2007-03-06 22:09:47.166021+00 by petronius 2 comments

The news has been full of reports like this one about how the FCC is levying huge fines against radio station companies over payola. Amongst the items in the settlement will be half-hours of air time offered to independent music producers to showcase their work.

My problem is this: How does the FCC get the power to either encourage or discourage independent music? Is promoting garage bands a new form of public service? Yes, I know most radio is pretty putrid, but why is the mix and provenance of the music a Federal affair? This has been going on since the 50s, but I still don't get it.

[ related topics: Music Civil Liberties Radio ]

comments in ascending chronological order (reverse):

#Comment Re: A good question made: 2007-03-06 23:00:27.554956+00 by: m

The clear violations of the antipayola statutes have been a scandal for years. Suddenly, we have some very minor (not huge) fines to settle ongoing crimes many years in the making.

But this week there was an announcement that the US Copyright Office has announced new royalty rates for Internet Radio. These rates seem to have been set at a sufficiently ruinous level to kill IR -- higher than total revenues for most IR stations.

I suspect a connection between the two. The major players in the music industry get to kill off IR, and get a public hand slapping of a seemingly large magnitude to provide political cover. Culture, the public, and 99.9999% of all musicians lose.
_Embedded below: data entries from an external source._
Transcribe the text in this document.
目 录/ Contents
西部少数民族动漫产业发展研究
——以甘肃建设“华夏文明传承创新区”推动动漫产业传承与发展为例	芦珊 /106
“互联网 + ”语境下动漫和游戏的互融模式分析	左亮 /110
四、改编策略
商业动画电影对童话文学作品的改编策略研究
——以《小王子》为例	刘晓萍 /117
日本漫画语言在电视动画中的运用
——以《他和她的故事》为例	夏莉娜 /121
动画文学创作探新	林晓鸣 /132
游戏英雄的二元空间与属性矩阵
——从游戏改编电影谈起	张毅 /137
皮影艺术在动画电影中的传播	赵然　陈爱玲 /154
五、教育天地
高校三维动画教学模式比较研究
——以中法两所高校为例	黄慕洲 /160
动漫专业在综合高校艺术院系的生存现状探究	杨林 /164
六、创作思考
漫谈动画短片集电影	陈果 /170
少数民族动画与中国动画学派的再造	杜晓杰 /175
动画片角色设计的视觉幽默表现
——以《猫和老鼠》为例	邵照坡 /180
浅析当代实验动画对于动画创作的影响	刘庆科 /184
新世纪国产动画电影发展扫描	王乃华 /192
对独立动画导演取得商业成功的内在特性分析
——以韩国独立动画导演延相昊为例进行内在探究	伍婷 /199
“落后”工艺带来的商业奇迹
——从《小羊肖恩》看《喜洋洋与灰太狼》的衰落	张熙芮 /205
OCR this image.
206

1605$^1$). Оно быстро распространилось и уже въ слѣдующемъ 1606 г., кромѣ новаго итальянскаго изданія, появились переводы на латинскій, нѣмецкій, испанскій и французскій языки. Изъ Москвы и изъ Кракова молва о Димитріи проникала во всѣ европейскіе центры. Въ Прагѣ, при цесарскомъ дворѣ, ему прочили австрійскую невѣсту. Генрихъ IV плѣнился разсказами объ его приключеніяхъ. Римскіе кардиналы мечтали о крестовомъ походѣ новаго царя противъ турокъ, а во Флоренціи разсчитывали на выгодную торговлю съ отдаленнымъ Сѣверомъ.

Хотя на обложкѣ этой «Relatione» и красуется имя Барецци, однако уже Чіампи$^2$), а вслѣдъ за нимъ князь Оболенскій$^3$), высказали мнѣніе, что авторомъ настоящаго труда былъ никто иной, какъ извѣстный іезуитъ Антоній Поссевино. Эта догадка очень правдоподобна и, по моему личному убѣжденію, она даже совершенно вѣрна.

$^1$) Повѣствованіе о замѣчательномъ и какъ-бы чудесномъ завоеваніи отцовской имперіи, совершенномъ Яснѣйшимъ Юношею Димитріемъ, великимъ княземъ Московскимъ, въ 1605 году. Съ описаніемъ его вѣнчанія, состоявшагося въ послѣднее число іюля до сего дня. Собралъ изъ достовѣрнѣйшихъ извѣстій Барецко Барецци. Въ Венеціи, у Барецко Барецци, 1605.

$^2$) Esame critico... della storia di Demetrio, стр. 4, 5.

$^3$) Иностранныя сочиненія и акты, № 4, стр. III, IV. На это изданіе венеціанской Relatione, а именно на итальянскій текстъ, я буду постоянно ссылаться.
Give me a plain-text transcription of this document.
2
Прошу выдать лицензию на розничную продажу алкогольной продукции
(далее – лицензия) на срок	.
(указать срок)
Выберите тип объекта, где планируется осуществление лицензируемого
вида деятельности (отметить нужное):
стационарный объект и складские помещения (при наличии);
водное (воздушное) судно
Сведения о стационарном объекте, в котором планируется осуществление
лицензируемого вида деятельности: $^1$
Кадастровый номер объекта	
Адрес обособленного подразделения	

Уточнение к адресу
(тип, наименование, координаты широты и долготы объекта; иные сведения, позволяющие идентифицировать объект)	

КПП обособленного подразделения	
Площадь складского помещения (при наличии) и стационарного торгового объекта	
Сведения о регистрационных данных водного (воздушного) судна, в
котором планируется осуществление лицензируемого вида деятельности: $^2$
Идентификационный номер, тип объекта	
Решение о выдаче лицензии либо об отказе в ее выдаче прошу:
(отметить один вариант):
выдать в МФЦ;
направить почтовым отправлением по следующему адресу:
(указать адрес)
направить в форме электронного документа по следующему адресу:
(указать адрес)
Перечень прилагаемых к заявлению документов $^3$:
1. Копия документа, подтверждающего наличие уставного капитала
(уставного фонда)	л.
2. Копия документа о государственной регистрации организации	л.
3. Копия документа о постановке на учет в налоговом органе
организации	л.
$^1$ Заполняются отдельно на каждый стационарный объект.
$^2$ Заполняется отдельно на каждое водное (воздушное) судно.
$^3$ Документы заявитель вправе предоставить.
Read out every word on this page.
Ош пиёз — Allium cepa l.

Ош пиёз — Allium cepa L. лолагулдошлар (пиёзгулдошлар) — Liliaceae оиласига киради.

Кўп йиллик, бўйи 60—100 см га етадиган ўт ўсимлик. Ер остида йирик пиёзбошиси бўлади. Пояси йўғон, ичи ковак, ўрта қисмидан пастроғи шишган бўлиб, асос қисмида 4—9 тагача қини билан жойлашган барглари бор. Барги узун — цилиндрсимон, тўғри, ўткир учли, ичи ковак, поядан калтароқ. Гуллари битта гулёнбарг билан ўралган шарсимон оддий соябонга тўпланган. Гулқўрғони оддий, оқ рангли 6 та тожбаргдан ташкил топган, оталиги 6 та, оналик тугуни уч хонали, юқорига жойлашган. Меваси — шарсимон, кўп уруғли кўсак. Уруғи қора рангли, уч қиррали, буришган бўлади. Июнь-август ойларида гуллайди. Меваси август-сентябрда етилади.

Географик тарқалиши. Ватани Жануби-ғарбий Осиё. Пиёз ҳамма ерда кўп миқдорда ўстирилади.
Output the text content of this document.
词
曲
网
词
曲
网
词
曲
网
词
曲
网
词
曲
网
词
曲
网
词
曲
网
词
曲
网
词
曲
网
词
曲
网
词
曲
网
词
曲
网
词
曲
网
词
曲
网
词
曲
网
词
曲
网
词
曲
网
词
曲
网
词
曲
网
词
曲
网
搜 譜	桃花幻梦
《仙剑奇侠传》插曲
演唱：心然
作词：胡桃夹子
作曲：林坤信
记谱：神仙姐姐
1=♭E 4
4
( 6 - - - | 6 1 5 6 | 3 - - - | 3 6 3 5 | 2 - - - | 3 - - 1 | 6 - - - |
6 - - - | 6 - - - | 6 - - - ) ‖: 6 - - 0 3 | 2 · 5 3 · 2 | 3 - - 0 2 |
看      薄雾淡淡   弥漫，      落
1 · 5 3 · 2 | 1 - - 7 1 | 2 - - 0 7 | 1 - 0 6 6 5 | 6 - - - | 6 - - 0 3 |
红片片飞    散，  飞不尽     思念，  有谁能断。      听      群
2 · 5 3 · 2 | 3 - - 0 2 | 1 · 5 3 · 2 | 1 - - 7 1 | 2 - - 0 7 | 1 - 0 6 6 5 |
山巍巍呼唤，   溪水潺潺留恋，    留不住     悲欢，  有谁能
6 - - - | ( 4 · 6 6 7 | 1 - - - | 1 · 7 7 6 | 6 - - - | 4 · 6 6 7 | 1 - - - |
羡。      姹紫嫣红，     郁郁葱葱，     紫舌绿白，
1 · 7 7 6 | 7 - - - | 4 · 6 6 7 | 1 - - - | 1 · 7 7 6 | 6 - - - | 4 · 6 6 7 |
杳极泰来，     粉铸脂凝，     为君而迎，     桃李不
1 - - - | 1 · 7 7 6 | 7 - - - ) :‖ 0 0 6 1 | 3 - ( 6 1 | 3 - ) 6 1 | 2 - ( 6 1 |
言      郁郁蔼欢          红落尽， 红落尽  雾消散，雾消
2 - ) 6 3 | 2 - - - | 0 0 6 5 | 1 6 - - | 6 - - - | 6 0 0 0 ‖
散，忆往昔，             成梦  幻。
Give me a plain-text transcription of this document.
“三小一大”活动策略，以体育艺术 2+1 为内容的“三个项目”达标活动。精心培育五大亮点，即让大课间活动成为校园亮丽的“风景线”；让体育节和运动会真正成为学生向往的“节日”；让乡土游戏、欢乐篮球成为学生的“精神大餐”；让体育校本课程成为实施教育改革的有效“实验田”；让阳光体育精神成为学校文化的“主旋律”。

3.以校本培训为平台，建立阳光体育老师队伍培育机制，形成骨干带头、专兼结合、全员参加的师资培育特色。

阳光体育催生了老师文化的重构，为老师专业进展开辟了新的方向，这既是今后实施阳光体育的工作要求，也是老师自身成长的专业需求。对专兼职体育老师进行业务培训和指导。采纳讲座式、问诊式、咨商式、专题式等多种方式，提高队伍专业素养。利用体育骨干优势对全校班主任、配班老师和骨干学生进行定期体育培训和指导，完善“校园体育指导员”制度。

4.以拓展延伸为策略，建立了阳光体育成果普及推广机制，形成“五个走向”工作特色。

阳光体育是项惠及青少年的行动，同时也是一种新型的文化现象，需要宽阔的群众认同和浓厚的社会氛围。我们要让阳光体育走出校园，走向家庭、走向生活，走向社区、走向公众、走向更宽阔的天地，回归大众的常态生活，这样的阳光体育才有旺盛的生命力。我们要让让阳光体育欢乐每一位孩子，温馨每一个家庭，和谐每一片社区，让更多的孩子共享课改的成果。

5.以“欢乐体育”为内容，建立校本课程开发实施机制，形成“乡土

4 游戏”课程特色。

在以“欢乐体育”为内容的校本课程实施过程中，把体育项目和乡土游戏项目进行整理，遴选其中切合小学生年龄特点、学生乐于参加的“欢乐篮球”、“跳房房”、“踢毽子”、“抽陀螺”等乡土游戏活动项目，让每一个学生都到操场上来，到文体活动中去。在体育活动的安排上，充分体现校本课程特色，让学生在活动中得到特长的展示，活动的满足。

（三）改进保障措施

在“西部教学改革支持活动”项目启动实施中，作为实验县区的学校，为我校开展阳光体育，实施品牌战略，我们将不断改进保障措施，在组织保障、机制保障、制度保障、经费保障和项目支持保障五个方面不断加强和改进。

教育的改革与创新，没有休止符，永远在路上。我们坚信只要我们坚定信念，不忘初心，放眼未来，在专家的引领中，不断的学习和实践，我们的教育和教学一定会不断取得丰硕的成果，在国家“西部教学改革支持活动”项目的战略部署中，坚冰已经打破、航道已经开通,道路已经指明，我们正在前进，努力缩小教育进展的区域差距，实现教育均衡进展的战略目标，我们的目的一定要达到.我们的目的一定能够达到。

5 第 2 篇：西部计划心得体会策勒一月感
#Comment Re: made: 2007-03-06 23:18:53.233437+00 by: Dan Lyke

This seems to me to be a perfect situation for independent labels to step up to the plate and announce reasonable license terms for "internet radio". Release the music with a license that allows it to get a lot of air play, serve up a little smack-down on the music cabal, and get some better music out there.

As for the fines... twelve million bucks between those five? They can probably pull it out of petty cash.

On the overall concept, I often wonder if we wouldn't be better off reserving large portions of the spectrum to "anyone can do anything they want" (like the 2.4GHz range) and selling off or leasing the rest as though it were property, pulling the FCC out of content and standards management altogether.